Relatives and supporters of Marcus Fischer, a Minneapolis teenager who was shot by city police in an interrogation room last week, converged on the Hennepin County Attorney's Office on Tuesday to demand that his family be allowed to visit him without supervision in the hospital.
After outcry, relatives of man shot by Minneapolis police demand visitation
Marcus Fischer's family say they've been barred from follow-up visits.
Fischer has been under guard as he recovers from multiple shots and what police say are self-inflicted stab wounds.
On Tuesday, his supporters filed into a courtroom at the Public Safety Facility, including his father, Eric Fischer, who sat in the front row, holding his head in his hands. When Judge Gina Brandt announced that his son would not be appearing for at least another day, Eric Fischer let out a muffled cry of frustration.
It was the second missed court appearance in a row after Marcus Fischer, 18, was kept from court on Friday for what a judge called "medical reasons." His current condition wasn't known on Tuesday.
Minutes after the announcement, the group, numbering several dozen, started toward County Attorney Mike Freeman's office on the 20th floor of the county Government Center. They crammed the lobby of Freeman's office and asked to speak to him.
Freeman declined to come out, but his spokesman, Chuck Laszewski, listened as they aired their grievances: that after an initial visit under police supervision, Fischer's father and sister had been barred from seeing him.

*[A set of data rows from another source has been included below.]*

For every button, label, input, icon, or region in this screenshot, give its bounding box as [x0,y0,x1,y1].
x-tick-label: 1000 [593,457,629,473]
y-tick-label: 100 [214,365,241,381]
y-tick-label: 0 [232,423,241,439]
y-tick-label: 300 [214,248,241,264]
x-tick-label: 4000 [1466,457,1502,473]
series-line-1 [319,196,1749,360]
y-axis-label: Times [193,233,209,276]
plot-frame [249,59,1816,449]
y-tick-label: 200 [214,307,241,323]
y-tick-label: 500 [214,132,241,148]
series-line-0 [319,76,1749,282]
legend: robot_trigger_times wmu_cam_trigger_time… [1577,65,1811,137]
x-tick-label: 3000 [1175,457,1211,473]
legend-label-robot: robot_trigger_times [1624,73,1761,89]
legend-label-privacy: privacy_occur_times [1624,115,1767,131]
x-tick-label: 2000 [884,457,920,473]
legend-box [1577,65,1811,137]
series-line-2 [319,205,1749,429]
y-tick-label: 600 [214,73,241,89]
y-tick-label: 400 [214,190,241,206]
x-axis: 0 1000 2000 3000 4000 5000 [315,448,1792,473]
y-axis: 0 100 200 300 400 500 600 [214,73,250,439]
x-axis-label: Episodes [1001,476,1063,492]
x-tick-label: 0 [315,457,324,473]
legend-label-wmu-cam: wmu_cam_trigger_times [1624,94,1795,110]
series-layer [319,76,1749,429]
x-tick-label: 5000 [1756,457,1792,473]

Community activist Mel Reeves and other speakers demanded to know why they were given no advance warning that Fischer's court date was being moved again.
"This office can make a request to [Hennepin County Sheriff Rich] Stanek," Reeves, an outspoken critic of police misbehavior, told Laszewski. "Exceptions can be made, and what we're asking for is an exception."
Reeves said later that authorities had agreed to allow the family visitation rights.
The case has raised concerns over how police officers deal with people who are harming themselves.
After his arrest Dec. 18 on suspicion of involvement with a robbery and shooting, Fischer was brought to police headquarters for questioning. At one point, he was left unattended in an interview room. When detectives returned, they found him cutting himself with a large folding knife that he brought into the room in his waistband, according to authorities. When he ignored orders to put the weapon down, and a Taser didn't stop him, officers shot him as he moved toward the door — even as a detective was still negotiating with Fischer, according to sources.
The two officers who fired their guns — Sgt. Gene Suker, a 20-year veteran of the department, and officer Jerome Carey, who has one year with the department — are on routine paid leave pending the outcome of a state investigation into the incident. So is officer David Martinson, an eight-year department veteran who deployed the Taser.
The entire encounter was caught on video, which police union officials say will show the officers acted justifiably when they opened fire.
The American Civil Liberties Union questioned whether police could have done more to defuse the situation.
"You would think that the police would recognize this as a mental health crisis … a situation that demands careful, nonviolent de-escalation techniques to keep everyone safe," the group said in a blog post last week.